In a bid to work out new ways of raising funds through asset sales, the Department of Investment and Public Asset Management (DIPAM) is weighing the possibility of reducing the government’s stake in state-run firms to below 51 per cent without ceding management control.

DIPAM is also working on a plan to monetise non-core assets such as telecom towers, oil and gas pipelines and real estate of PSUs, a top government official said. PSUs are firms where the government holds a stake of 51 per cent or more.

Biting the bullet

“If the government can bite the bullet, we can go below 51 per cent,” the official in one of the key ministries told BusinessLine . Pointing out that in most private companies the promoter holds a less than 51 per cent stake and yet enjoys management control, the officer said: “Why should a government company be different? We can also go below 51 per cent and still wield management control.

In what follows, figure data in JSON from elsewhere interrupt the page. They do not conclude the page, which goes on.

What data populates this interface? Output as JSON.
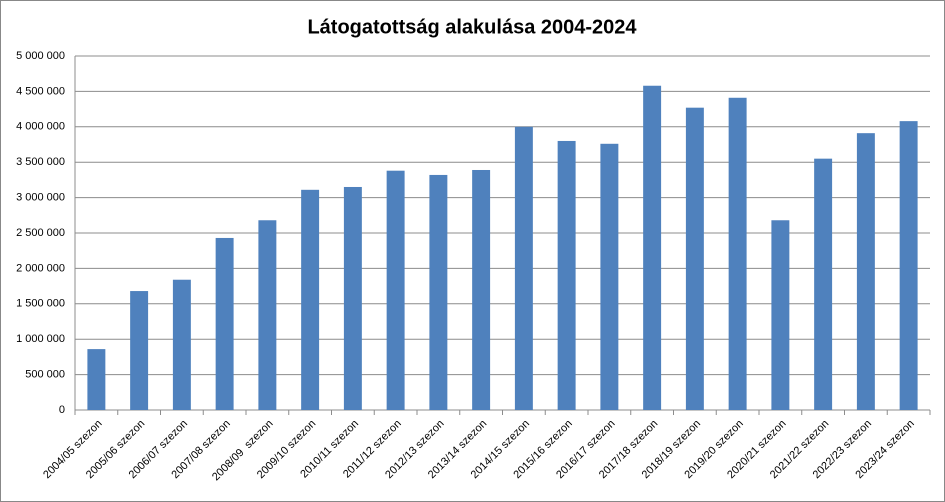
{
  "chart_data": {
    "type": "bar",
    "title": "Látogatottság alakulása 2004-2024",
    "categories": [
      "2004/05 szezon",
      "2005/06 szezon",
      "2006/07 szezon",
      "2007/08 szezon",
      "2008/09  szezon",
      "2009/10 szezon",
      "2010/11 szezon",
      "2011/12 szezon",
      "2012/13 szezon",
      "2013/14 szezon",
      "2014/15 szezon",
      "2015/16 szezon",
      "2016/17 szezon",
      "2017/18 szezon",
      "2018/19 szezon",
      "2019/20 szezon",
      "2020/21 szezon",
      "2021/22 szezon",
      "2022/23 szezon",
      "2023/24 szezon"
    ],
    "values": [
      860000,
      1680000,
      1840000,
      2430000,
      2680000,
      3110000,
      3150000,
      3380000,
      3320000,
      3390000,
      4000000,
      3800000,
      3760000,
      4580000,
      4270000,
      4410000,
      2680000,
      3550000,
      3910000,
      4080000
    ],
    "color": "#4f81bd",
    "ylim": [
      0,
      5000000
    ],
    "yticks": [
      0,
      {
        "value": 500000,
        "label": "500 000"
      },
      {
        "value": 1000000,
        "label": "1 000 000"
      },
      {
        "value": 1500000,
        "label": "1 500 000"
      },
      {
        "value": 2000000,
        "label": "2 000 000"
      },
      {
        "value": 2500000,
        "label": "2 500 000"
      },
      {
        "value": 3000000,
        "label": "3 000 000"
      },
      {
        "value": 3500000,
        "label": "3 500 000"
      },
      {
        "value": 4000000,
        "label": "4 000 000"
      },
      {
        "value": 4500000,
        "label": "4 500 000"
      },
      {
        "value": 5000000,
        "label": "5 000 000"
      }
    ],
    "grid": true
  }
}
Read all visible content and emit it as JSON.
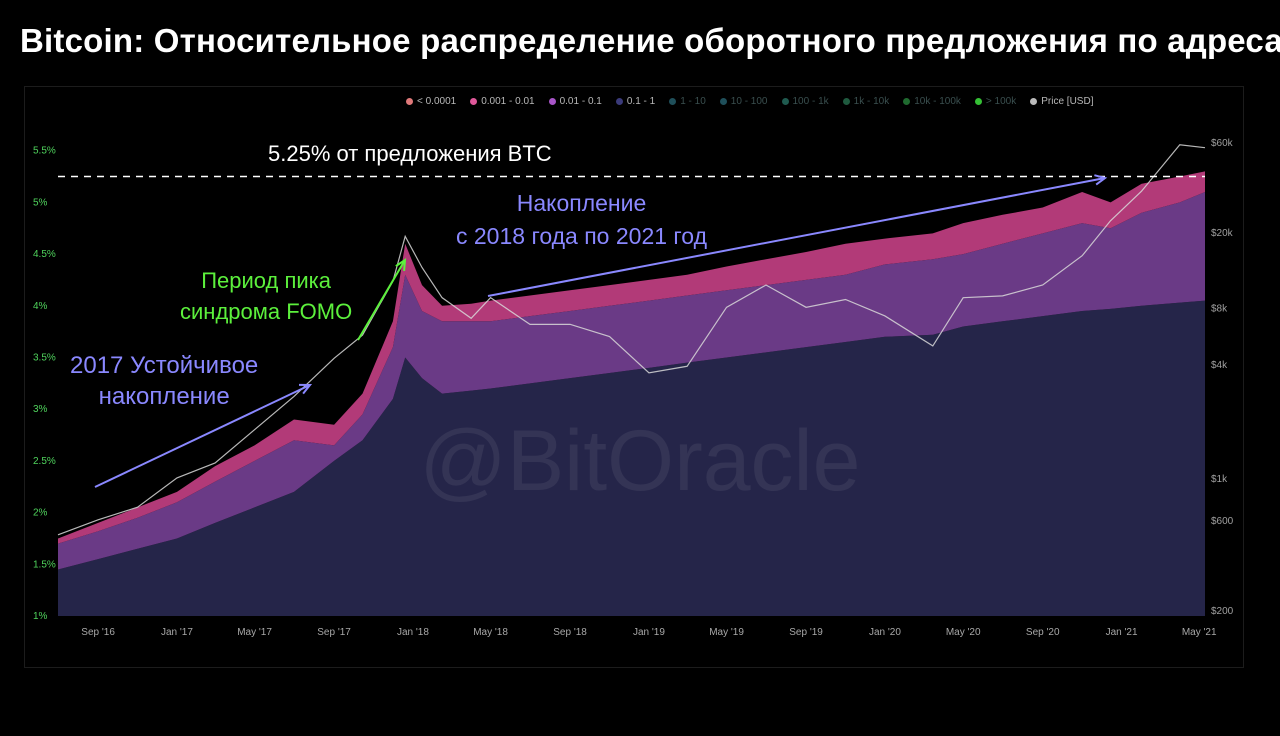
{
  "title": "Bitcoin: Относительное распределение оборотного предложения по адресам",
  "watermark": "@BitOracle",
  "legend": [
    {
      "label": "< 0.0001",
      "color": "#e0797a",
      "dim": false
    },
    {
      "label": "0.001 - 0.01",
      "color": "#e0589a",
      "dim": false
    },
    {
      "label": "0.01 - 0.1",
      "color": "#a855c8",
      "dim": false
    },
    {
      "label": "0.1 - 1",
      "color": "#3a3a7a",
      "dim": false
    },
    {
      "label": "1 - 10",
      "color": "#1f4f5a",
      "dim": true
    },
    {
      "label": "10 - 100",
      "color": "#1f4f5a",
      "dim": true
    },
    {
      "label": "100 - 1k",
      "color": "#1f5a4f",
      "dim": true
    },
    {
      "label": "1k - 10k",
      "color": "#1f5a3f",
      "dim": true
    },
    {
      "label": "10k - 100k",
      "color": "#1f6a2f",
      "dim": true
    },
    {
      "label": "> 100k",
      "color": "#35c035",
      "dim": true
    },
    {
      "label": "Price [USD]",
      "color": "#bbbbbb",
      "dim": false
    }
  ],
  "annotations": {
    "line_label": "5.25% от предложения BTC",
    "accum_2017_line1": "2017 Устойчивое",
    "accum_2017_line2": "накопление",
    "fomo_line1": "Период пика",
    "fomo_line2": "синдрома FOMO",
    "accum_2018_line1": "Накопление",
    "accum_2018_line2": "с 2018 года по 2021 год"
  },
  "colors": {
    "band_small": "#b23a78",
    "band_mid": "#6a3a86",
    "band_base": "#252549",
    "price": "#d8d8d8",
    "annot_purple": "#8a88ff",
    "annot_green": "#5cf03c",
    "axis_text": "#4fd35c",
    "axis_text_right": "#a0a0a0"
  },
  "chart_data": {
    "type": "area",
    "x": [
      "2016-07-01",
      "2016-09-01",
      "2016-11-01",
      "2017-01-01",
      "2017-03-01",
      "2017-05-01",
      "2017-07-01",
      "2017-09-01",
      "2017-10-15",
      "2017-12-01",
      "2017-12-20",
      "2018-01-15",
      "2018-02-15",
      "2018-04-01",
      "2018-05-01",
      "2018-07-01",
      "2018-09-01",
      "2018-11-01",
      "2019-01-01",
      "2019-03-01",
      "2019-05-01",
      "2019-07-01",
      "2019-09-01",
      "2019-11-01",
      "2020-01-01",
      "2020-03-15",
      "2020-05-01",
      "2020-07-01",
      "2020-09-01",
      "2020-11-01",
      "2020-12-15",
      "2021-02-01",
      "2021-04-01",
      "2021-05-10"
    ],
    "series": [
      {
        "values": [
          1.45,
          1.55,
          1.65,
          1.75,
          1.9,
          2.05,
          2.2,
          2.5,
          2.7,
          3.1,
          3.5,
          3.3,
          3.15,
          3.18,
          3.2,
          3.25,
          3.3,
          3.35,
          3.4,
          3.45,
          3.5,
          3.55,
          3.6,
          3.65,
          3.7,
          3.72,
          3.8,
          3.85,
          3.9,
          3.95,
          3.97,
          4.0,
          4.03,
          4.05
        ]
      },
      {
        "values": [
          1.7,
          1.82,
          1.95,
          2.1,
          2.3,
          2.5,
          2.7,
          2.65,
          2.95,
          3.6,
          4.3,
          3.95,
          3.85,
          3.85,
          3.85,
          3.9,
          3.95,
          4.0,
          4.05,
          4.1,
          4.15,
          4.2,
          4.25,
          4.3,
          4.4,
          4.45,
          4.5,
          4.6,
          4.7,
          4.8,
          4.75,
          4.9,
          5.0,
          5.1
        ]
      },
      {
        "values": [
          1.75,
          1.9,
          2.05,
          2.2,
          2.45,
          2.65,
          2.9,
          2.85,
          3.15,
          3.85,
          4.6,
          4.2,
          4.0,
          4.02,
          4.05,
          4.1,
          4.15,
          4.2,
          4.25,
          4.3,
          4.38,
          4.45,
          4.52,
          4.6,
          4.65,
          4.7,
          4.8,
          4.88,
          4.95,
          5.1,
          5.0,
          5.18,
          5.25,
          5.3
        ]
      },
      {
        "values": [
          500,
          600,
          700,
          1000,
          1200,
          1800,
          2700,
          4300,
          5700,
          11000,
          19000,
          13000,
          9000,
          7000,
          9000,
          6500,
          6500,
          5600,
          3600,
          3900,
          8000,
          10500,
          8000,
          8800,
          7200,
          5000,
          9000,
          9200,
          10500,
          15000,
          23000,
          33000,
          58000,
          56000
        ]
      }
    ],
    "reference_line": 5.25,
    "y_ticks": [
      "1%",
      "1.5%",
      "2%",
      "2.5%",
      "3%",
      "3.5%",
      "4%",
      "4.5%",
      "5%",
      "5.5%"
    ],
    "y_range": [
      1,
      5.7
    ],
    "y2_ticks": [
      "$200",
      "$600",
      "$1k",
      "$4k",
      "$8k",
      "$20k",
      "$60k"
    ],
    "x_ticks": [
      "Sep '16",
      "Jan '17",
      "May '17",
      "Sep '17",
      "Jan '18",
      "May '18",
      "Sep '18",
      "Jan '19",
      "May '19",
      "Sep '19",
      "Jan '20",
      "May '20",
      "Sep '20",
      "Jan '21",
      "May '21"
    ],
    "legend_position": "top-right"
  }
}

“In fact, in many of the PSUs where we are the 51 per cent shareholder, if you count the holding of LIC, GIC, SBI, etc, it will go beyond 80 per cent. Effectively, the government holds more than 80 per cent in most of the PSUs.”

In such firms, if the stake of the government along with that of the other state-run firms together comes to 51 per cent, the government can dilute its stake and still retain control over the PSU, he added.

“The government holding can even go to as low as 25 or 26 per cent while retaining management control. Maybe the law has to be changed for this reclassification of PSUs,” the official said, asking not to be named because of the sensitivity surrounding the issue.

Spare capacity

The government has also mandated DIPAM to work out procedures for monetising non-core assets of PSUs including MTNL and BSNL, the official said.

“These are assets not used or exploited by the PSUs. It also involves monetisation of assets where there is spare capacity that can be let out to others. Such monetisation can be carried out either by the PSU concerned or through DIPAM and the proceeds will be shared in proportion to the shareholding,” he added.